“No-o-o. Go ahead. But, remember, between the cinches you go at him as you like--nowhere else.”
“Leaping, with legs stiff, straight off the ground”
The buster slapped the quirt down on Corazón’s shoulder, but the broncho did not budge; then harder. With the first oath he had used, he jabbed in the spurs and lay back on the hackamore rope. Instead of bucking, Corazón reared straight up, his feet pawing like the hands of a drowning man. Before Mullins could move to step off, the sorrel flung his head round and toppled backward.
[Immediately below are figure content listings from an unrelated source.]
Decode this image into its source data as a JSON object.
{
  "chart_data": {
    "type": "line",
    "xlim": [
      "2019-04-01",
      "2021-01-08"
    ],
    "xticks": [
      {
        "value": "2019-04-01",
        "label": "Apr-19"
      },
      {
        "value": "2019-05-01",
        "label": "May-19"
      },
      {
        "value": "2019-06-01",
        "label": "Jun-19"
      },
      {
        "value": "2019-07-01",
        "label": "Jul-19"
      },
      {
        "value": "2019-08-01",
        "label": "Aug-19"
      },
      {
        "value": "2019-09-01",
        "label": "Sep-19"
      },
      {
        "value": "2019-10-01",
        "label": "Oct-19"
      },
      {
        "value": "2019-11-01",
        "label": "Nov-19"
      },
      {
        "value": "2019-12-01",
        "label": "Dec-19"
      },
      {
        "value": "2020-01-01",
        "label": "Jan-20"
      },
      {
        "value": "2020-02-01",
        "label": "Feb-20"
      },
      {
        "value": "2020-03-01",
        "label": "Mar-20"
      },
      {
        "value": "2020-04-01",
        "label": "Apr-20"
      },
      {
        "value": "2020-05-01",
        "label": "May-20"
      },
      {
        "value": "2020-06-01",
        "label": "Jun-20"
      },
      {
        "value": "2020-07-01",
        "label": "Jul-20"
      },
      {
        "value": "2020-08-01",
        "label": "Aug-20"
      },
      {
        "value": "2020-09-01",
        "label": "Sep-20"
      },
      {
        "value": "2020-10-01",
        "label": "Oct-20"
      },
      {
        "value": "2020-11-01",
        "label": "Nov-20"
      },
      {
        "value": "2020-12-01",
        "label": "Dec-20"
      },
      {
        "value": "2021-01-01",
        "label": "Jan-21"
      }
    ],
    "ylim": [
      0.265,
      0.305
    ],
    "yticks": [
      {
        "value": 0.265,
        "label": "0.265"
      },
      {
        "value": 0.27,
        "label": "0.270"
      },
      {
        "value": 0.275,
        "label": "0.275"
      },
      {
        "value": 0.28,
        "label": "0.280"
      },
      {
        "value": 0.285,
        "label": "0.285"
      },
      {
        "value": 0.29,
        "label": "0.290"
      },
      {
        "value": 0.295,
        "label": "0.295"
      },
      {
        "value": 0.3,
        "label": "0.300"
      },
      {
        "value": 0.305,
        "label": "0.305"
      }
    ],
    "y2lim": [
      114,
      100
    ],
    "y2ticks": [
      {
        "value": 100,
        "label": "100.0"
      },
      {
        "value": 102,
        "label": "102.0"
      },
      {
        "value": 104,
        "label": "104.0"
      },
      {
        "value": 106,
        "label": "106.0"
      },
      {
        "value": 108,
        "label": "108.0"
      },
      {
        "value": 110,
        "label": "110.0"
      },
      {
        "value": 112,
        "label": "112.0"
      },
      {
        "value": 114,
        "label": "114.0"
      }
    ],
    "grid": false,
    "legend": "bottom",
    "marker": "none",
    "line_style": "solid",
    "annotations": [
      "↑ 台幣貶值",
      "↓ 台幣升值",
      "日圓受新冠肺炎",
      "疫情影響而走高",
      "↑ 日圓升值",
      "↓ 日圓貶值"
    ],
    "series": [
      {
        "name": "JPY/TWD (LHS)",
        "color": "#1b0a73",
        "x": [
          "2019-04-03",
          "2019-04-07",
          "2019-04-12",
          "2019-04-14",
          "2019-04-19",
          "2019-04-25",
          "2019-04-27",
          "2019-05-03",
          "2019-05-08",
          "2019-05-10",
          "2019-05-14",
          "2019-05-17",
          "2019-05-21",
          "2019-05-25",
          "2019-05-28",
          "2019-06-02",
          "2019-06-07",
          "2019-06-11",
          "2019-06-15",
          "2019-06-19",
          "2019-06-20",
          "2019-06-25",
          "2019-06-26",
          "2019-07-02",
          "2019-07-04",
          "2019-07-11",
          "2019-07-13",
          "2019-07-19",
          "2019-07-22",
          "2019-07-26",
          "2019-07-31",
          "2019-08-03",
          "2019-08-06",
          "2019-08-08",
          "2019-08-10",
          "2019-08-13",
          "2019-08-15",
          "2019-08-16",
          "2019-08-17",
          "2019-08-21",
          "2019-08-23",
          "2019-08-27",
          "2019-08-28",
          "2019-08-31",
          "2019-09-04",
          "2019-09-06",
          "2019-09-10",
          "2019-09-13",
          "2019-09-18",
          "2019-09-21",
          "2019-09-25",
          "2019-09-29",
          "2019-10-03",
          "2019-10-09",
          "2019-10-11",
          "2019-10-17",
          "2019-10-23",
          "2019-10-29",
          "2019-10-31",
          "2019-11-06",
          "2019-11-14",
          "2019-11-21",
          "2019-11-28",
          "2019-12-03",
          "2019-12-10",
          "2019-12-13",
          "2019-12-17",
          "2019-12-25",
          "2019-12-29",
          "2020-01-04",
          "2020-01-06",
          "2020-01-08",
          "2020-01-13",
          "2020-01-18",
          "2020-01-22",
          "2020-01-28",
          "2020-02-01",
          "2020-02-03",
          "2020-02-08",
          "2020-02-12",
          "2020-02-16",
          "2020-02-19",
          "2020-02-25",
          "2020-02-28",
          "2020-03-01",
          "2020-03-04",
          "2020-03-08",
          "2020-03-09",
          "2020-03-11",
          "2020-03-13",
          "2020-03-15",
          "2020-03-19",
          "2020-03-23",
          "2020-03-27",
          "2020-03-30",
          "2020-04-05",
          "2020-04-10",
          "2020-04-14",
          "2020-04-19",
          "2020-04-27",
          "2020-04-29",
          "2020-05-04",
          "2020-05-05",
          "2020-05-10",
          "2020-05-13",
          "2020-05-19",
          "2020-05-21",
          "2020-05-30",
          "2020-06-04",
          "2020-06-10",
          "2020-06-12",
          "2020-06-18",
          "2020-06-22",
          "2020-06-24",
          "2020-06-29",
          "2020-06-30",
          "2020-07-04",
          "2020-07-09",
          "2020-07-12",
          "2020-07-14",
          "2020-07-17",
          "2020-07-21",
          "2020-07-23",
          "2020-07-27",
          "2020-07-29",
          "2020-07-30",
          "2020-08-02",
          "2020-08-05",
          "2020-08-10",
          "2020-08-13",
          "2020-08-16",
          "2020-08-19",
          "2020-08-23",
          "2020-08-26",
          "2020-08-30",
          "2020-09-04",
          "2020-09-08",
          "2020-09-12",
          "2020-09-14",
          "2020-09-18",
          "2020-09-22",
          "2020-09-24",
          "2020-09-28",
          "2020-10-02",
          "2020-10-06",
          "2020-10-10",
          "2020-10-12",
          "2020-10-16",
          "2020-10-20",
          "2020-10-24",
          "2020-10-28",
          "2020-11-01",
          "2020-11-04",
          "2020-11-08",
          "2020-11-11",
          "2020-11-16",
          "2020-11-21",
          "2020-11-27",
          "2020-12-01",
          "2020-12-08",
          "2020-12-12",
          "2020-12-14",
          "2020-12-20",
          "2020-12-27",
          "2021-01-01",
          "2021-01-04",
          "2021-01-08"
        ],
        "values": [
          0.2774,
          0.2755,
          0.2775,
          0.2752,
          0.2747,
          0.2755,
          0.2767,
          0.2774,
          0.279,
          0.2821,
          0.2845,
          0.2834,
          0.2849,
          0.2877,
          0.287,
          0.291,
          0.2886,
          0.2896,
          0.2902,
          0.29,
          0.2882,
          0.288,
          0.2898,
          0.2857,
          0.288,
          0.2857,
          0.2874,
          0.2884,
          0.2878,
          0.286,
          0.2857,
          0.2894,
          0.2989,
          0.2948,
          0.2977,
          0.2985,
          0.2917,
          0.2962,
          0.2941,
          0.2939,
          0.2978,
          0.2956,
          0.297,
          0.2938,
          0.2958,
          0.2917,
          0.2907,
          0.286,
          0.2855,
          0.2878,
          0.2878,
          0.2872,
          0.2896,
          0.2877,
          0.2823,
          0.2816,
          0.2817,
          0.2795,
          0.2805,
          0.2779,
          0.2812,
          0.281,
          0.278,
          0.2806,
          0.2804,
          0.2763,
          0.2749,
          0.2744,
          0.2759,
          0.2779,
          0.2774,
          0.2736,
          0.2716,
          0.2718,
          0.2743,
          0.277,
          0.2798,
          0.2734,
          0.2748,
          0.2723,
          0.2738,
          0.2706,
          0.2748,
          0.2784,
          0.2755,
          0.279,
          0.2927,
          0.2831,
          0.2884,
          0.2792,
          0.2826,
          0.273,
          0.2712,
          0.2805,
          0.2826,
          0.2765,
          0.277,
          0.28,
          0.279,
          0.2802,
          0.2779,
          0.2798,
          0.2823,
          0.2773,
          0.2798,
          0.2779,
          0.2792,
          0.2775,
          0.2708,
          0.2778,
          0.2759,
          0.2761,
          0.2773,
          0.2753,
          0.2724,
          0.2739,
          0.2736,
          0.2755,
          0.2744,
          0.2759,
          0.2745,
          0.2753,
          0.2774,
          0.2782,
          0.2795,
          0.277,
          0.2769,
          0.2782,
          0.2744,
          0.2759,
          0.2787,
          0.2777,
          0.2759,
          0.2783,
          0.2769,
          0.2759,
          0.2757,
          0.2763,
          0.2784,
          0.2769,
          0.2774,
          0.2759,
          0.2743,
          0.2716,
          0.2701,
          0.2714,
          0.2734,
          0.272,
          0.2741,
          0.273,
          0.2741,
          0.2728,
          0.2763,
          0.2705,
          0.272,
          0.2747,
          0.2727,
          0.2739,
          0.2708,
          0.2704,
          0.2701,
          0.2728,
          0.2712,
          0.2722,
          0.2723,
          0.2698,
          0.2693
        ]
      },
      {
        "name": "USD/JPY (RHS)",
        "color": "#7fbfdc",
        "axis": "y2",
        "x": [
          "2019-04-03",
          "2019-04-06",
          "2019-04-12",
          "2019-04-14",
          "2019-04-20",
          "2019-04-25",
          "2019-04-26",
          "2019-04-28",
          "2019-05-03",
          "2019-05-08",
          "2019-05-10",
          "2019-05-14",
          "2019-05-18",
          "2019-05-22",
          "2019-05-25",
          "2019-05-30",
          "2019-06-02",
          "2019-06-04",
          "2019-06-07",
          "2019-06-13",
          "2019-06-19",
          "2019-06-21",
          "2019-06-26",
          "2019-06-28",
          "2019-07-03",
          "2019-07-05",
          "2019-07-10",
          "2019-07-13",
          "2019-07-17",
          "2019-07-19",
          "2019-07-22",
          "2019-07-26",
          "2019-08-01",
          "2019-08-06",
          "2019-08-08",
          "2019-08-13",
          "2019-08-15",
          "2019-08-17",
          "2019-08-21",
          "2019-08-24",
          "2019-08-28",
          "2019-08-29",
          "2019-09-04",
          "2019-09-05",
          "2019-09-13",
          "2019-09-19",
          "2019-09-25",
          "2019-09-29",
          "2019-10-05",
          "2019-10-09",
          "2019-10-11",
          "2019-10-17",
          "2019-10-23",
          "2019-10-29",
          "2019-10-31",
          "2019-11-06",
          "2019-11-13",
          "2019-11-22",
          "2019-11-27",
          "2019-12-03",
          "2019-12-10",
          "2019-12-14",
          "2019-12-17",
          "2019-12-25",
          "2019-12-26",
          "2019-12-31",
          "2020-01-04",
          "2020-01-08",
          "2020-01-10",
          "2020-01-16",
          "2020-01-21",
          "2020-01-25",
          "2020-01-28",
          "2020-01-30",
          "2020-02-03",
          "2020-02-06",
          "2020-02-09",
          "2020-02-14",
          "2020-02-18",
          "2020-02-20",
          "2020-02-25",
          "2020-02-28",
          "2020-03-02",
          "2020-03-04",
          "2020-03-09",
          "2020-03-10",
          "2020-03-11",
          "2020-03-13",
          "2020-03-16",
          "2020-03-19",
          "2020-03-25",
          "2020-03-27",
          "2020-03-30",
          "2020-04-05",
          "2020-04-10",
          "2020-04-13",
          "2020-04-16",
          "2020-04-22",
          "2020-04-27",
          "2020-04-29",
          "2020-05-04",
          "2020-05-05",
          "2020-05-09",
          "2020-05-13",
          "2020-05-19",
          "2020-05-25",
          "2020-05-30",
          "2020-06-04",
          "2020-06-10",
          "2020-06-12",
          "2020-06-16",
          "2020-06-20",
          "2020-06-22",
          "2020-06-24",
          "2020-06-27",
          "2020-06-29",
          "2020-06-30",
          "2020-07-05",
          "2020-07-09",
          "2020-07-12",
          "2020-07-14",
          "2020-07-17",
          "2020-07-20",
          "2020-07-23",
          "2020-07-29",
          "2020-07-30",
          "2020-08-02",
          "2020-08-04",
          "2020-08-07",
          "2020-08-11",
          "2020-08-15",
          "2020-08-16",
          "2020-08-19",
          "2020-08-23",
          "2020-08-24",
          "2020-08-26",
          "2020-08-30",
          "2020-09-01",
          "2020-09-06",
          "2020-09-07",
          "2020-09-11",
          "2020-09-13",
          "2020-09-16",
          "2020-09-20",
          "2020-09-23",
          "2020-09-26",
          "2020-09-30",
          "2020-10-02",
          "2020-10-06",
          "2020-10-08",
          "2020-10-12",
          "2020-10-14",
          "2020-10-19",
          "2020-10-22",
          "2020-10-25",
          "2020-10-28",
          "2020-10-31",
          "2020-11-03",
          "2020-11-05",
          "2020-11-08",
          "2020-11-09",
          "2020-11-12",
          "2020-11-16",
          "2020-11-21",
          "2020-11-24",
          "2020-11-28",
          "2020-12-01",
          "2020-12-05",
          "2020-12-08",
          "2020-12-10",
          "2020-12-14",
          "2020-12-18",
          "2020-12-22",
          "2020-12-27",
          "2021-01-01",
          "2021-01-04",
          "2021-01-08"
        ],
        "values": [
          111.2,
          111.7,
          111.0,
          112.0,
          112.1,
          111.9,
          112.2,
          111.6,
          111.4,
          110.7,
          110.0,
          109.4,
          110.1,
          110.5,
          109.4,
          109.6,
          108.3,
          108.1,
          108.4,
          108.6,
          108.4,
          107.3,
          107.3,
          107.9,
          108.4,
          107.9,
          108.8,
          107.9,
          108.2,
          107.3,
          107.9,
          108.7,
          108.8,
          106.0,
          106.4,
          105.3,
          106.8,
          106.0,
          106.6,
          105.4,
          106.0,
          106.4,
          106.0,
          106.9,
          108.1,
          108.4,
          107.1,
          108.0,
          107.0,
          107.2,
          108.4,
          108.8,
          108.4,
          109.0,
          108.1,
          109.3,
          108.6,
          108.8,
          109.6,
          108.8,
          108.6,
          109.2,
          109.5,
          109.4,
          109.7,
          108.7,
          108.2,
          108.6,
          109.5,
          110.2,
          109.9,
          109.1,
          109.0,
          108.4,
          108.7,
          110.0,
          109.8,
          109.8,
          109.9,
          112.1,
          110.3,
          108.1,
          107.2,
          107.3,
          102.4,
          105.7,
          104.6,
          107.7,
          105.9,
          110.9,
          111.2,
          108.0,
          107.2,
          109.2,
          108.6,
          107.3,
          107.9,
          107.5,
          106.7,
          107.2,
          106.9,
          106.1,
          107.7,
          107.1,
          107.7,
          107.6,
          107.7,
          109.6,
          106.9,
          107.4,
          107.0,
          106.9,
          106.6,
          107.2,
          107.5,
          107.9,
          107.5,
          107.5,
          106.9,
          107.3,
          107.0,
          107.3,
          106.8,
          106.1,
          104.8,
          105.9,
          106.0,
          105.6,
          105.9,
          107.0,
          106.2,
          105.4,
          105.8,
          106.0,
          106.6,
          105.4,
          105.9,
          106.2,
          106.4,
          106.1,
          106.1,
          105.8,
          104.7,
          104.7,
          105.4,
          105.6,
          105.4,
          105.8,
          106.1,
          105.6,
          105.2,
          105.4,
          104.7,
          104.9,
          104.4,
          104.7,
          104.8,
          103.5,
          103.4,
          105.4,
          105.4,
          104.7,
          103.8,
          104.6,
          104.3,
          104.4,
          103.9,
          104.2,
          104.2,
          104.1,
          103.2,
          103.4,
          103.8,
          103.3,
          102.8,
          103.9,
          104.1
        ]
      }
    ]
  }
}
“No, he’s not dead.” The range boss leaned over the buster and his hands fumbled inside the shirt. “The horn got him here, but he ain’t dead. Claude, saddle Streak and hit for Agua Prieta for the doctor.”
When we had carried the injured man to the bunk-house, Reb spoke from troubled meditation:
“Pete, I don’t believe Corazón is as bad as he acts with Mullins. I’ve been watching him. Mullins, he didn’t--”
“You take him, then; he’s yours,” snapped the boss, his conscience pricking because of the reproof he had administered. If the buster had ridden him his own way, this might not have happened.
That is how the sorrel came into Reb’s possession. Only one man of the outfit witnessed the taming, and he would not talk; but when Reb came to dinner from the first saddle on Corazón, his hands were torn and the nail of one finger hung loose.